Research
AI-driven decentralized energy systems, markets, and optimization.
My work integrates energy economics, multi-agent coordination, and grid-aware decision systems—bridging future electricity markets with technical grid realities.
AI-driven local energy markets
Hierarchical clearing, fairness & welfare matching, hybrid auctions, dynamic pricing, and distributed optimization for consumer-centric market design.
Multi-agent systems for coordination
Autonomous agents for bidding, negotiation, learning market patterns, forecasting, and real-time coordination under technical and economic constraints.

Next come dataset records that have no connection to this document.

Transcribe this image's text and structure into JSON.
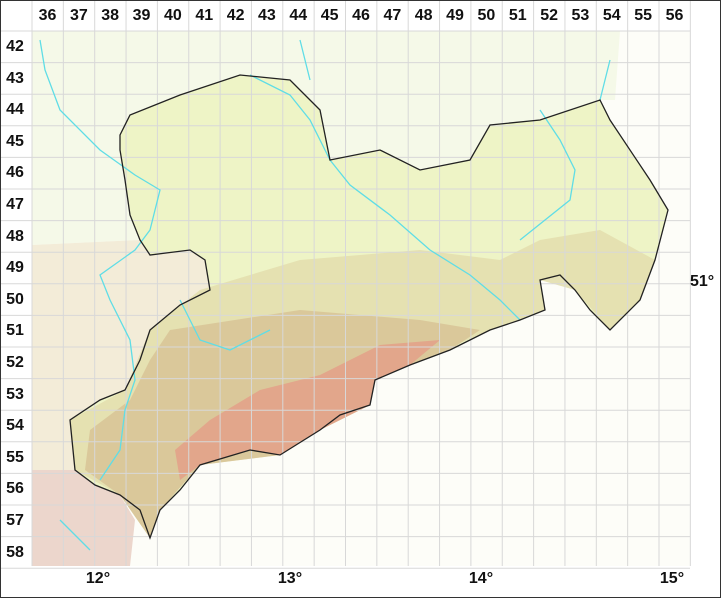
{
  "grid": {
    "columns": [
      "36",
      "37",
      "38",
      "39",
      "40",
      "41",
      "42",
      "43",
      "44",
      "45",
      "46",
      "47",
      "48",
      "49",
      "50",
      "51",
      "52",
      "53",
      "54",
      "55",
      "56"
    ],
    "rows": [
      "42",
      "43",
      "44",
      "45",
      "46",
      "47",
      "48",
      "49",
      "50",
      "51",
      "52",
      "53",
      "54",
      "55",
      "56",
      "57",
      "58"
    ]
  },
  "longitude_labels": [
    "12°",
    "13°",
    "14°",
    "15°"
  ],
  "latitude_labels": [
    "51°"
  ],
  "colors": {
    "outside": "#f5f9e8",
    "lowland": "#eef4c6",
    "hills": "#e3dfae",
    "uplands": "#d8c598",
    "mountains": "#e3a088",
    "rivers": "#5fdde6",
    "border": "#222222",
    "grid": "#d8d8d8"
  }
}
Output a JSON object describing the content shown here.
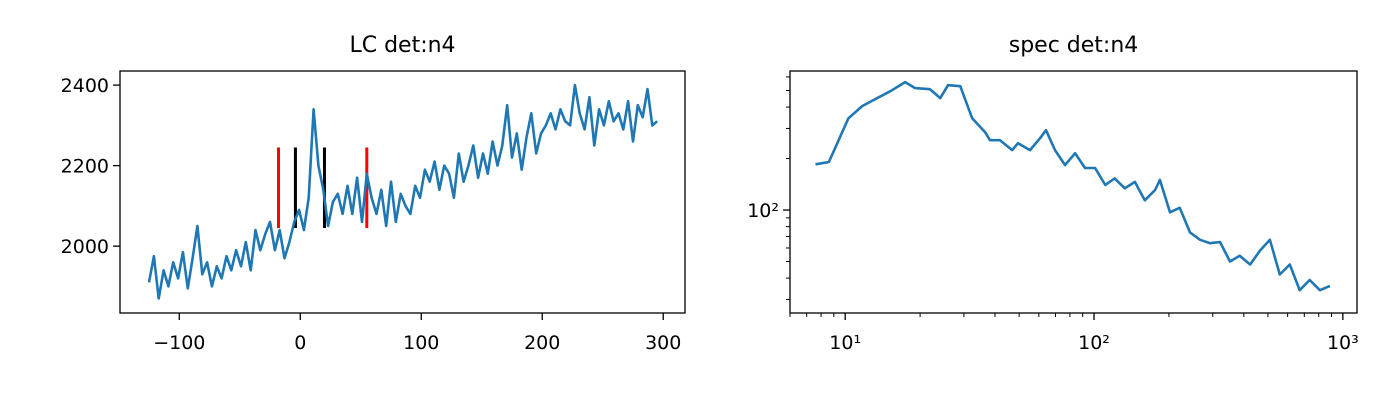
{
  "chart_data": [
    {
      "type": "line",
      "title": "LC det:n4",
      "x": [
        -125,
        -121,
        -117,
        -113,
        -109,
        -105,
        -101,
        -97,
        -93,
        -89,
        -85,
        -81,
        -77,
        -73,
        -69,
        -65,
        -61,
        -57,
        -53,
        -49,
        -45,
        -41,
        -37,
        -33,
        -29,
        -25,
        -21,
        -17,
        -13,
        -9,
        -5,
        -1,
        3,
        7,
        11,
        15,
        19,
        23,
        27,
        31,
        35,
        39,
        43,
        47,
        51,
        55,
        59,
        63,
        67,
        71,
        75,
        79,
        83,
        87,
        91,
        95,
        99,
        103,
        107,
        111,
        115,
        119,
        123,
        127,
        131,
        135,
        139,
        143,
        147,
        151,
        155,
        159,
        163,
        167,
        171,
        175,
        179,
        183,
        187,
        191,
        195,
        199,
        203,
        207,
        211,
        215,
        219,
        223,
        227,
        231,
        235,
        239,
        243,
        247,
        251,
        255,
        259,
        263,
        267,
        271,
        275,
        279,
        283,
        287,
        291,
        295
      ],
      "series": [
        {
          "color": "#1f77b4",
          "values": [
            1910,
            1975,
            1870,
            1940,
            1900,
            1960,
            1920,
            1985,
            1895,
            1970,
            2050,
            1930,
            1960,
            1900,
            1950,
            1920,
            1975,
            1940,
            1990,
            1950,
            2010,
            1940,
            2040,
            1990,
            2030,
            2060,
            1990,
            2040,
            1970,
            2010,
            2060,
            2090,
            2040,
            2120,
            2340,
            2200,
            2140,
            2050,
            2110,
            2130,
            2080,
            2150,
            2080,
            2170,
            2060,
            2180,
            2120,
            2080,
            2140,
            2050,
            2160,
            2060,
            2130,
            2100,
            2080,
            2150,
            2120,
            2190,
            2160,
            2210,
            2140,
            2200,
            2180,
            2120,
            2230,
            2160,
            2200,
            2250,
            2170,
            2230,
            2180,
            2260,
            2200,
            2250,
            2350,
            2220,
            2280,
            2190,
            2270,
            2330,
            2230,
            2280,
            2300,
            2330,
            2290,
            2340,
            2310,
            2300,
            2400,
            2330,
            2290,
            2370,
            2250,
            2340,
            2300,
            2360,
            2310,
            2330,
            2290,
            2360,
            2260,
            2350,
            2320,
            2390,
            2300,
            2310
          ]
        }
      ],
      "vlines": [
        {
          "x": -18,
          "ymin": 2045,
          "ymax": 2245,
          "color": "#ff0000"
        },
        {
          "x": -4,
          "ymin": 2045,
          "ymax": 2245,
          "color": "#000000"
        },
        {
          "x": 20,
          "ymin": 2045,
          "ymax": 2245,
          "color": "#000000"
        },
        {
          "x": 55,
          "ymin": 2045,
          "ymax": 2245,
          "color": "#ff0000"
        }
      ],
      "xlim": [
        -149,
        318
      ],
      "ylim": [
        1834,
        2435
      ],
      "xticks": [
        {
          "value": -100,
          "label": "−100"
        },
        0,
        100,
        200,
        300
      ],
      "yticks": [
        2000,
        2200,
        2400
      ]
    },
    {
      "type": "line",
      "title": "spec det:n4",
      "xscale": "log",
      "yscale": "log",
      "minor_ticks": true,
      "x": [
        7.6,
        8.6,
        10.3,
        11.7,
        13.2,
        15.2,
        17.4,
        19.1,
        21.9,
        24.1,
        25.9,
        29.0,
        32.4,
        36.5,
        38.2,
        41.9,
        46.9,
        49.5,
        55.3,
        60.7,
        64.1,
        69.7,
        76.5,
        83.9,
        92.0,
        101,
        111,
        121,
        133,
        146,
        160,
        176,
        184,
        202,
        221,
        243,
        267,
        292,
        321,
        352,
        385,
        424,
        465,
        509,
        558,
        612,
        671,
        736,
        809,
        887
      ],
      "series": [
        {
          "color": "#1f77b4",
          "values": [
            185,
            191,
            344,
            405,
            445,
            495,
            560,
            516,
            509,
            451,
            537,
            530,
            344,
            285,
            256,
            256,
            224,
            246,
            224,
            263,
            293,
            224,
            183,
            215,
            176,
            176,
            140,
            153,
            134,
            146,
            114,
            131,
            150,
            97,
            103,
            74,
            67,
            64,
            65,
            50,
            54,
            48,
            58,
            67,
            42,
            48,
            34,
            39,
            34,
            36
          ]
        }
      ],
      "xlim": [
        6,
        1140
      ],
      "ylim": [
        25,
        650
      ],
      "xticks": [
        {
          "value": 10,
          "label": "10¹"
        },
        {
          "value": 100,
          "label": "10²"
        },
        {
          "value": 1000,
          "label": "10³"
        }
      ],
      "yticks": [
        {
          "value": 100,
          "label": "10²"
        }
      ]
    }
  ]
}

Flexibility markets & grid-constrained optimization
Incentive design, congestion/voltage-aware activation, and verification of flexibility provision for DSOs, TSOs, and aggregators.
DER optimization (MPC/MILP)
Control and scheduling for batteries, PV, heat pumps, and industrial loads—cost-effective operation with grid-friendly behavior.

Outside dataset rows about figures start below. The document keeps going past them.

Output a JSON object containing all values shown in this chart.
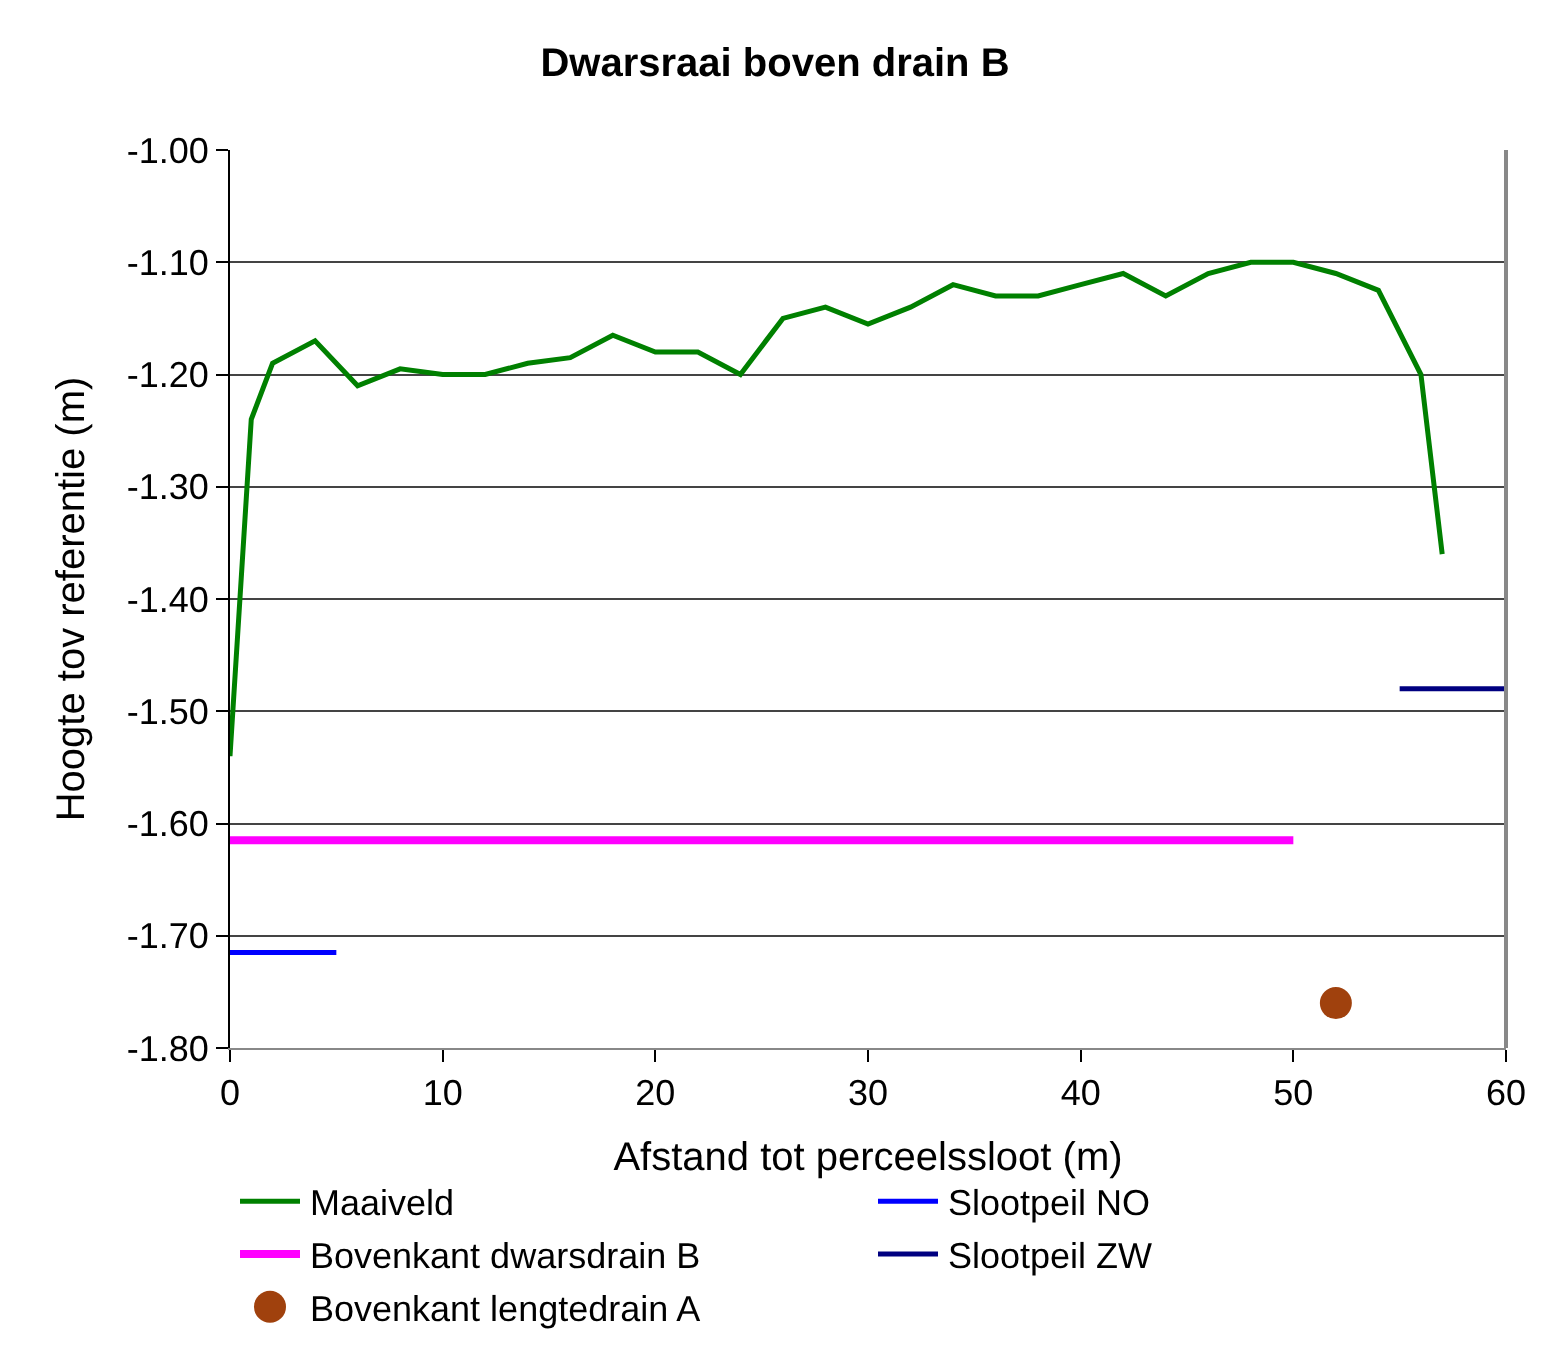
{
  "chart_data": {
    "type": "line",
    "title": "Dwarsraai boven drain B",
    "xlabel": "Afstand tot perceelssloot (m)",
    "ylabel": "Hoogte tov referentie (m)",
    "xlim": [
      0,
      60
    ],
    "xticks": [
      0,
      10,
      20,
      30,
      40,
      50,
      60
    ],
    "ylim": [
      -1.8,
      -1.0
    ],
    "yticks": [
      {
        "value": -1.8,
        "label": "-1.80"
      },
      {
        "value": -1.7,
        "label": "-1.70"
      },
      {
        "value": -1.6,
        "label": "-1.60"
      },
      {
        "value": -1.5,
        "label": "-1.50"
      },
      {
        "value": -1.4,
        "label": "-1.40"
      },
      {
        "value": -1.3,
        "label": "-1.30"
      },
      {
        "value": -1.2,
        "label": "-1.20"
      },
      {
        "value": -1.1,
        "label": "-1.10"
      },
      {
        "value": -1.0,
        "label": "-1.00"
      }
    ],
    "grid": "y",
    "legend": "bottom",
    "marker": "none",
    "line_style": "solid",
    "series": [
      {
        "name": "Maaiveld",
        "color": "#008000",
        "x": [
          0,
          1,
          2,
          4,
          6,
          8,
          10,
          12,
          14,
          16,
          18,
          20,
          22,
          24,
          26,
          28,
          30,
          32,
          34,
          36,
          38,
          40,
          42,
          44,
          46,
          48,
          50,
          52,
          54,
          56,
          57
        ],
        "values": [
          -1.54,
          -1.24,
          -1.19,
          -1.17,
          -1.21,
          -1.195,
          -1.2,
          -1.2,
          -1.19,
          -1.185,
          -1.165,
          -1.18,
          -1.18,
          -1.2,
          -1.15,
          -1.14,
          -1.155,
          -1.14,
          -1.12,
          -1.13,
          -1.13,
          -1.12,
          -1.11,
          -1.13,
          -1.11,
          -1.1,
          -1.1,
          -1.11,
          -1.125,
          -1.2,
          -1.36
        ]
      },
      {
        "name": "Slootpeil NO",
        "color": "#0000ff",
        "x": [
          0,
          5
        ],
        "values": [
          -1.715,
          -1.715
        ]
      },
      {
        "name": "Bovenkant dwarsdrain B",
        "color": "#ff00ff",
        "x": [
          0,
          50
        ],
        "values": [
          -1.615,
          -1.615
        ]
      },
      {
        "name": "Slootpeil ZW",
        "color": "#000080",
        "x": [
          55,
          60
        ],
        "values": [
          -1.48,
          -1.48
        ]
      },
      {
        "name": "Bovenkant lengtedrain A",
        "color": "#a0410d",
        "type": "scatter",
        "marker": "circle",
        "x": [
          52
        ],
        "values": [
          -1.76
        ]
      }
    ]
  }
}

BESS multi-market participation
Revenue stacking across day-ahead, intraday, balancing (FCR/aFRR/mFRR), flexibility, and local markets with degradation-aware strategies.
Virtual power plants & aggregator strategies
Architectures and algorithms that aggregate flexibility across assets and markets using AI-enhanced decision logic.
Integrated multi-market simulation (EUnix)
A multi-layer ecosystem connecting local markets → grid constraints → optimization engines → VPP strategies → wholesale/balancing participation.
Forecasting & reinforcement learning
LSTM/GRU forecasting, RL (Q-learning, DQN, PPO), and hybrid ML-optimization to support predictive market decisions under uncertainty.